Bunlar hepimiz için çok tehlikeli gelişmeler. Çünkü yargının bu agresifliği, sadece müdahale edilen kişileri mağdur etmekle kalmıyor aynı zamanda bir bütün olarak akademi üzerinde bir korku ikliminin yerleşmesini sağlıyor. Genel kabulleri sorgulamak ve bilinenin dışında konulara girmek bir tehlike olarak kodlandığında, akademinin bundan olumsuz etkilenmemesi söz konusu olamaz. Nihayetinde kahramanlardan değil insanlardan bahsediyoruz. “Düşman”, “hain”, “satılmış”, “ajan”, “kukla” vb. sıfatların bol kepçe kullanıldığı bir ortamda akademisyenlerin bir kısmı da kendini sınırlamak ve söylemek istediğini söylemekten imtina etmek mecburiyetinde hisseder. Üniversitenin kendine beklenen işlevi görmesini engelleyecek bu durum bütün toplum için hem tehlike hem de kayıptır.

 

Hatırlanacaktır; Edward Said’in İsrail tarafına taş attığında yer yerinden oynamış ve üniversite yönetiminden Said’in bir müeyyideye tabi tutulması talep edilmişti.
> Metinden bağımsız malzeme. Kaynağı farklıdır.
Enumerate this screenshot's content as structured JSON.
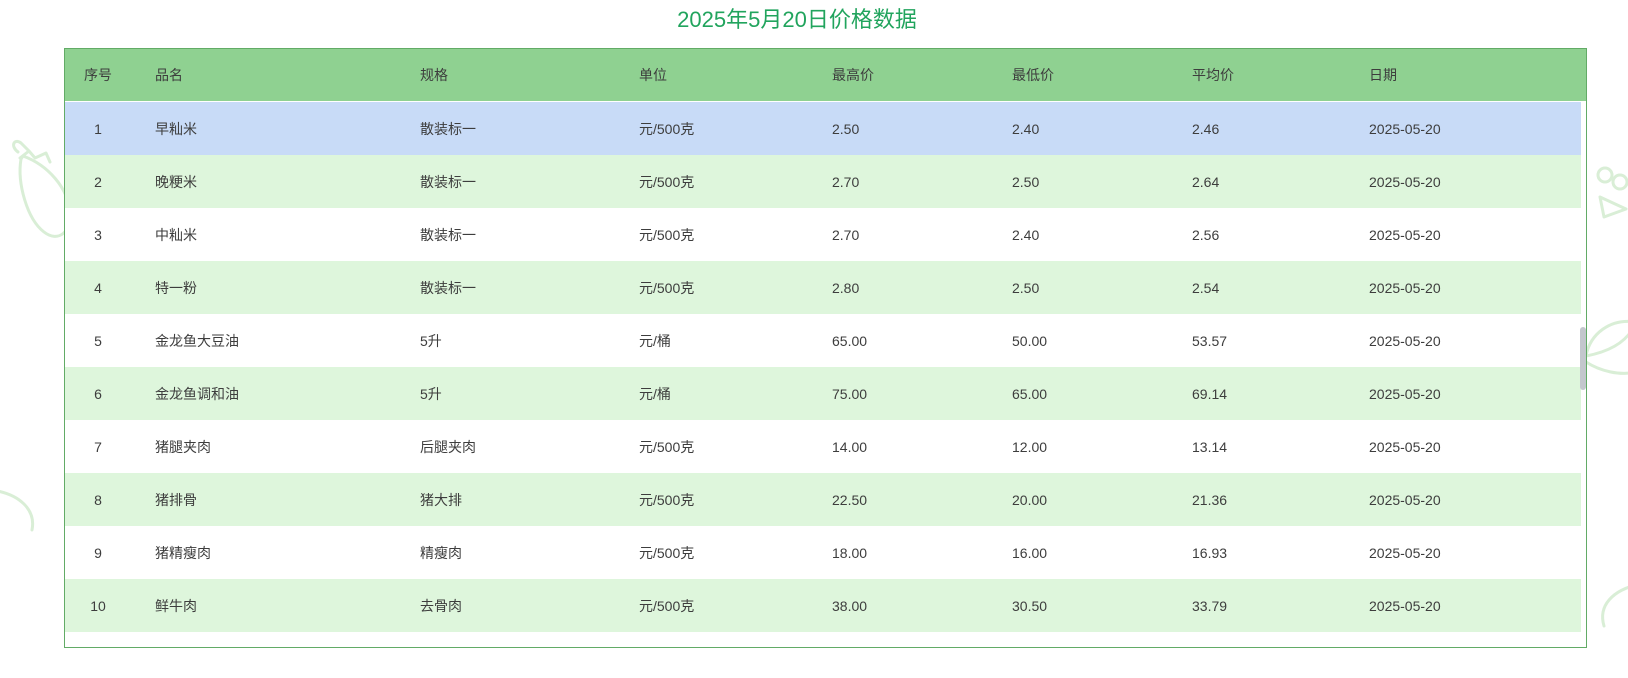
{
  "page": {
    "title": "2025年5月20日价格数据"
  },
  "colors": {
    "accent_green": "#21a45d",
    "header_bg": "#8fd191",
    "row_green": "#def6dc",
    "row_white": "#ffffff",
    "highlight_blue": "#c8dbf7",
    "table_border": "#62ab66",
    "text": "#3d3d3d",
    "scrollbar": "#c3c7cd",
    "decoration": "#d9eed6"
  },
  "table": {
    "columns": [
      "序号",
      "品名",
      "规格",
      "单位",
      "最高价",
      "最低价",
      "平均价",
      "日期"
    ],
    "column_keys": [
      "no",
      "name",
      "spec",
      "unit",
      "high",
      "low",
      "avg",
      "date"
    ],
    "highlighted_row_index": 0,
    "rows": [
      {
        "no": "1",
        "name": "早籼米",
        "spec": "散装标一",
        "unit": "元/500克",
        "high": "2.50",
        "low": "2.40",
        "avg": "2.46",
        "date": "2025-05-20"
      },
      {
        "no": "2",
        "name": "晚粳米",
        "spec": "散装标一",
        "unit": "元/500克",
        "high": "2.70",
        "low": "2.50",
        "avg": "2.64",
        "date": "2025-05-20"
      },
      {
        "no": "3",
        "name": "中籼米",
        "spec": "散装标一",
        "unit": "元/500克",
        "high": "2.70",
        "low": "2.40",
        "avg": "2.56",
        "date": "2025-05-20"
      },
      {
        "no": "4",
        "name": "特一粉",
        "spec": "散装标一",
        "unit": "元/500克",
        "high": "2.80",
        "low": "2.50",
        "avg": "2.54",
        "date": "2025-05-20"
      },
      {
        "no": "5",
        "name": "金龙鱼大豆油",
        "spec": "5升",
        "unit": "元/桶",
        "high": "65.00",
        "low": "50.00",
        "avg": "53.57",
        "date": "2025-05-20"
      },
      {
        "no": "6",
        "name": "金龙鱼调和油",
        "spec": "5升",
        "unit": "元/桶",
        "high": "75.00",
        "low": "65.00",
        "avg": "69.14",
        "date": "2025-05-20"
      },
      {
        "no": "7",
        "name": "猪腿夹肉",
        "spec": "后腿夹肉",
        "unit": "元/500克",
        "high": "14.00",
        "low": "12.00",
        "avg": "13.14",
        "date": "2025-05-20"
      },
      {
        "no": "8",
        "name": "猪排骨",
        "spec": "猪大排",
        "unit": "元/500克",
        "high": "22.50",
        "low": "20.00",
        "avg": "21.36",
        "date": "2025-05-20"
      },
      {
        "no": "9",
        "name": "猪精瘦肉",
        "spec": "精瘦肉",
        "unit": "元/500克",
        "high": "18.00",
        "low": "16.00",
        "avg": "16.93",
        "date": "2025-05-20"
      },
      {
        "no": "10",
        "name": "鲜牛肉",
        "spec": "去骨肉",
        "unit": "元/500克",
        "high": "38.00",
        "low": "30.50",
        "avg": "33.79",
        "date": "2025-05-20"
      }
    ]
  }
}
Columbia Üniversitesi Rektörü Jonathan R. Cole, ders niteliğinde bir cevap vermiş ve üniversitelerin varlık sebebinin bireylerin ifade özgürlüğünü korumak olduğunun altını çizmişti:   

 

“Bir üniversite için, siyaseten egemen ideolojinin pasifleştirici etkisinden korkmadan görüşlerini ifade etme özgürlüğüne sahip bireylerin söylem özgürlüğünü korumaktan daha temel bir şey yoktur.”

 

Gönüllü engizisyoncu

 

Ve ardından bu alandaki bir kısıtlamanın ne denli yayılma istidadını gösterebileceğine dikkat çekmişti:

 

“Eğer biz Profesör Said’in özgürce yazıp konuşma hakkını inkâr edersek bundan sonra kim susturulacak, ceza korkusu olmadan aklındakileri söyleme hakkına kimin sahip olduğunu belirleyen engizisyoncu kim olacak; bunları da şimdiden düşünmeye başlamamız gerekir.”

 

Öğrenciler ve öğretim üyeleri doğru olduğuna inanmadığım pek çok şeyi yapmakta özgürler, ancak o anda iktidar konumunu işgal edenlerin fikirleriyle uyuşsun diye bütünlüklü bir fikirler kümesini garantilemek için üniversitenin otoritesini hiçbir zaman uygulamam.”

 

Muhalif görüşlere tolerans ve bu görüşlerin siyasi-hukuki müdahalelerden masun olması akademik özgürlüğün temelidir. Yargıya düşen, bunu kabul etmesi, akademi üzerindeki gölgesini kaldırması ve istekli engisizyoncu rolüne gönül indirmemesidir.